Arnaud Roy, Communication Manager.
“Here, you’re in an establishment set up in 1910 on the initiative of the Paris/Orleans Railway Company, which wanted to set up train repair workshops in the Centre Region, especially in Saint Pierre in Indre-et-Loire.”
Saint-Pierre-des-Corps’ location was ideal for the purpose.
“Due to the city of Tours’ centrality, between Paris, Orleans and Bordeaux.”
What exactly goes on at the technicentre?
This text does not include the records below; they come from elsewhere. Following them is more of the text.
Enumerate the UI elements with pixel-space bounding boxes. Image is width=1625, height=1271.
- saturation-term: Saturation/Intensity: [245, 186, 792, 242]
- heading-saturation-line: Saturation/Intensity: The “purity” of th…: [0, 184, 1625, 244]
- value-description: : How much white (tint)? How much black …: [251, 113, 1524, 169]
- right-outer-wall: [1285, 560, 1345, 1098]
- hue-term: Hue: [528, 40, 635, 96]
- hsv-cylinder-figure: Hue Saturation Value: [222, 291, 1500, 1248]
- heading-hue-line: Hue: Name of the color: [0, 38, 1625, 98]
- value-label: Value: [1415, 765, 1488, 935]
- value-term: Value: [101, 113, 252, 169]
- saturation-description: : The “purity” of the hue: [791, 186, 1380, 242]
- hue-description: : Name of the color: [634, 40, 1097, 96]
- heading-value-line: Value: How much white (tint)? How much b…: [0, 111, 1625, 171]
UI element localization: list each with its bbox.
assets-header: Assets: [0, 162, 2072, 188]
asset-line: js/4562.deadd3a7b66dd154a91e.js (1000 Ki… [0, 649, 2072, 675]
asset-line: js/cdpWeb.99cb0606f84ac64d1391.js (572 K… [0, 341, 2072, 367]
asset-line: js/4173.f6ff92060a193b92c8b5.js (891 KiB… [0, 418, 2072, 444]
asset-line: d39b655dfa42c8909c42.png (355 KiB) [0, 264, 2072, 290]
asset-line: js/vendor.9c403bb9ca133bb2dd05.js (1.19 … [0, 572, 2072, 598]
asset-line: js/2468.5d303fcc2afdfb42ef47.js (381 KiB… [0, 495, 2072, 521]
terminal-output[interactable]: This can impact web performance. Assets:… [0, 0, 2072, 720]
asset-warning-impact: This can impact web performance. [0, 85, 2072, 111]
“The technicentre has two main responsibilities. The first is to see to day-to-day maintenance of the Centre Region’s TER trains. It’s a bit like the garage you take your car to, to top up the oil and water; here you also top up on sand to make sure your wheels don’t skid on the rails in winter – general minor maintenance work, in other words. Its second responsibility is renovation of the RER’s C and D lines. A clinic for trains, you might say. Railcar trains arrive in a something of a sorry state after 10 or 15 years of service and spend 35 to 50 days here undergoing top-to-toe renovation: paintwork, electricity, interior fittings, brakes, on-board passenger information systems, protection videos, and so on. Everything from A to Z, in fact.
There’s no standardisation in trains as there is with cars, and these are all highly specialised tasks. We’ve got a whole host of different professions represented here, including fitters, welders, boilermakers, painters and electricians. We’ve been renovating trains here for over 100 years now, so the SNCF has more than enough knowhow to go round.”
And you’ll understand just how important the technicentre is when you know that buying a new train is 10 times as expensive as renovating one.